HUJAN ANGGARAN KATAK BERTEDUH, TIKUS BERDASI BERNYANYI
Oleh: Muhammad Khoirul Wahid Azmi
Pasuruan, 07 Maret 2020
Beberapa bulan ini hujan turun dengan lebatnya kasih, menyisakan genangan air di jalan berlubang depan rumahku. Apalah aku, Ini kan bukan sajak puisi. Namun sebaris bait diatas sudah bisa menggambarkan tentang pemikiran rakyat desa, "Kemana uang pembangunan dilarikan?." Sedangkan kita tau bahwa APBN sudah mencatat pengeluaran untuk oprasi jalan berlubang.
Triliunan yang membuat kakek dan nenekku kesusahan untuk membaca berapa banyak nol di belakang angka satuan depan tapi mudah bagi mereka untuk membaca kemana uang itu di alokasikan, tentu saja di"korupsi."

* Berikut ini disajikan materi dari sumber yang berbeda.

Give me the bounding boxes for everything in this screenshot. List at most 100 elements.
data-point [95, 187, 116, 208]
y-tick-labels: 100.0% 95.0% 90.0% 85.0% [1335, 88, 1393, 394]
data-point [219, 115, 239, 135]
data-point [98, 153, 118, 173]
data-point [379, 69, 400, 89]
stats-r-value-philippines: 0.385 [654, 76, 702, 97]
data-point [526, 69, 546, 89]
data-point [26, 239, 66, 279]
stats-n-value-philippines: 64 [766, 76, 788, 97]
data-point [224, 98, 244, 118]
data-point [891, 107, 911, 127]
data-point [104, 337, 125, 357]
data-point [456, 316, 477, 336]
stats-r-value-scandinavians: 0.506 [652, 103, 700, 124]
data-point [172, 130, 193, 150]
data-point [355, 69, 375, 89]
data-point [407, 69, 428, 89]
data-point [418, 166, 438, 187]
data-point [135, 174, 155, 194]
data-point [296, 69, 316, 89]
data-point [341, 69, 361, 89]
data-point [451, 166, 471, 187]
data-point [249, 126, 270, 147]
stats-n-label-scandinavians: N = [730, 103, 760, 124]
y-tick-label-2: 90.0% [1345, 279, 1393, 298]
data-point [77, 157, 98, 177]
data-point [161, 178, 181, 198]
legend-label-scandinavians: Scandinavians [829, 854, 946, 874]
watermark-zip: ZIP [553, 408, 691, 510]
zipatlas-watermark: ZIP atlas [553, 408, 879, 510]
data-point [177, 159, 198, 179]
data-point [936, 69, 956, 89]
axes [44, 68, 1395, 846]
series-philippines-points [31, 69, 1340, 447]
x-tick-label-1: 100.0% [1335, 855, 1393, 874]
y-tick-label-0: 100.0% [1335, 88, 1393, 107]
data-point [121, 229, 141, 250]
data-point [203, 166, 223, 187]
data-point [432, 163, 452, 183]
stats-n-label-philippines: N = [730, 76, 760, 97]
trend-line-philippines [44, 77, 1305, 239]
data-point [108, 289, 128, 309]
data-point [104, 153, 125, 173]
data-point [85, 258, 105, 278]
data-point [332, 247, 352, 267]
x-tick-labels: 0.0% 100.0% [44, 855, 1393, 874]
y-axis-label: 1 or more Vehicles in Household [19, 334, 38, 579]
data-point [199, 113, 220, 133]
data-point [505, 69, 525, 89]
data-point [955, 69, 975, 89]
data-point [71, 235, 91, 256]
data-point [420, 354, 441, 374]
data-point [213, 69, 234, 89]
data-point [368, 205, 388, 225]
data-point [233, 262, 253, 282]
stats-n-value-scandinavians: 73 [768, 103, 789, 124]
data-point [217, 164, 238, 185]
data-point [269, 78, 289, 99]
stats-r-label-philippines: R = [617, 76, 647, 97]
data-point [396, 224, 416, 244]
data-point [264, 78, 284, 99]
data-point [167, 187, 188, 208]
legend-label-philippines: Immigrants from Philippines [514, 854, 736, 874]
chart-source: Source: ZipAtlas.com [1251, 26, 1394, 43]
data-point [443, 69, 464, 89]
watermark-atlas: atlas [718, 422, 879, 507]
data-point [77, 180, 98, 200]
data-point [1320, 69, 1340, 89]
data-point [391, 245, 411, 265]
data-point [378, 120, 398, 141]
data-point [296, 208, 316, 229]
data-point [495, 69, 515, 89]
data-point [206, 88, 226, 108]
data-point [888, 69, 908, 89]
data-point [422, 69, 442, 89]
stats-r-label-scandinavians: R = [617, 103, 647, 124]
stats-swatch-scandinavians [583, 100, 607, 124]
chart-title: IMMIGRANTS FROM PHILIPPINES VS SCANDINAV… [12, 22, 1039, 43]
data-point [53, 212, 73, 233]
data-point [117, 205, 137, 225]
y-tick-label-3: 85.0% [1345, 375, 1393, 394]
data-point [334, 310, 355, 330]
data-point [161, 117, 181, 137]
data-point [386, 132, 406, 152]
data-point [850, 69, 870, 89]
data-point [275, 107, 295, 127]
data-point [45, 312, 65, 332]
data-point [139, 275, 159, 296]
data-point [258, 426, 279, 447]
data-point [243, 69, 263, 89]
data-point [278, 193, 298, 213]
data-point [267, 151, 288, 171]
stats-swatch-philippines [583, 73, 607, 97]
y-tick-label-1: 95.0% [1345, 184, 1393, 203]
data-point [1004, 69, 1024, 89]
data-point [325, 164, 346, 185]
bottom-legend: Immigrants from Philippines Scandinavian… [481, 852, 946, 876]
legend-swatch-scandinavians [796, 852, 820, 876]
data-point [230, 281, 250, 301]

Yah inilah kebingungan atau bisa disebut kebingungan pemikiran jahiliah, dimana rakyat saling tuduh menuduh siapa dalang dibalik pewayangan korupsi Anggaran Belanja Negara.
Di dalam sebuah adegan kenegaraan bisa kita pilah dan pilih penduduknya menjadi tiga bagian:
- Rakyat
Tempat keterangan bisnis memperkaya diri yang dimana dalam dasar pembuatan kalimat di KBBI dia hanya sebagai pelengkap, sama sepertiku yang hanya sebagai pelengkap hari-harimu yang sepi kasih namun tidak ada kata pasti. Hanya terdiri dari orang-orang petani yang sepertinya memang dianggap hanya kumpulan orang-orang bodoh oleh pemimpin kita.
Inikan negara demokrasi dimana seharusnya rakyat menjadi objek nyata dari kunci utama Negara Indonesia, namun lagi-lagi semua permainan di Negara Pesulap. Dimana uang subsidi bagi fakir miskin dianggarkan sejak lama namun sebelum sampai ditangan rakyatnya, sudah hilang seketika ditangan para pemimpin kita.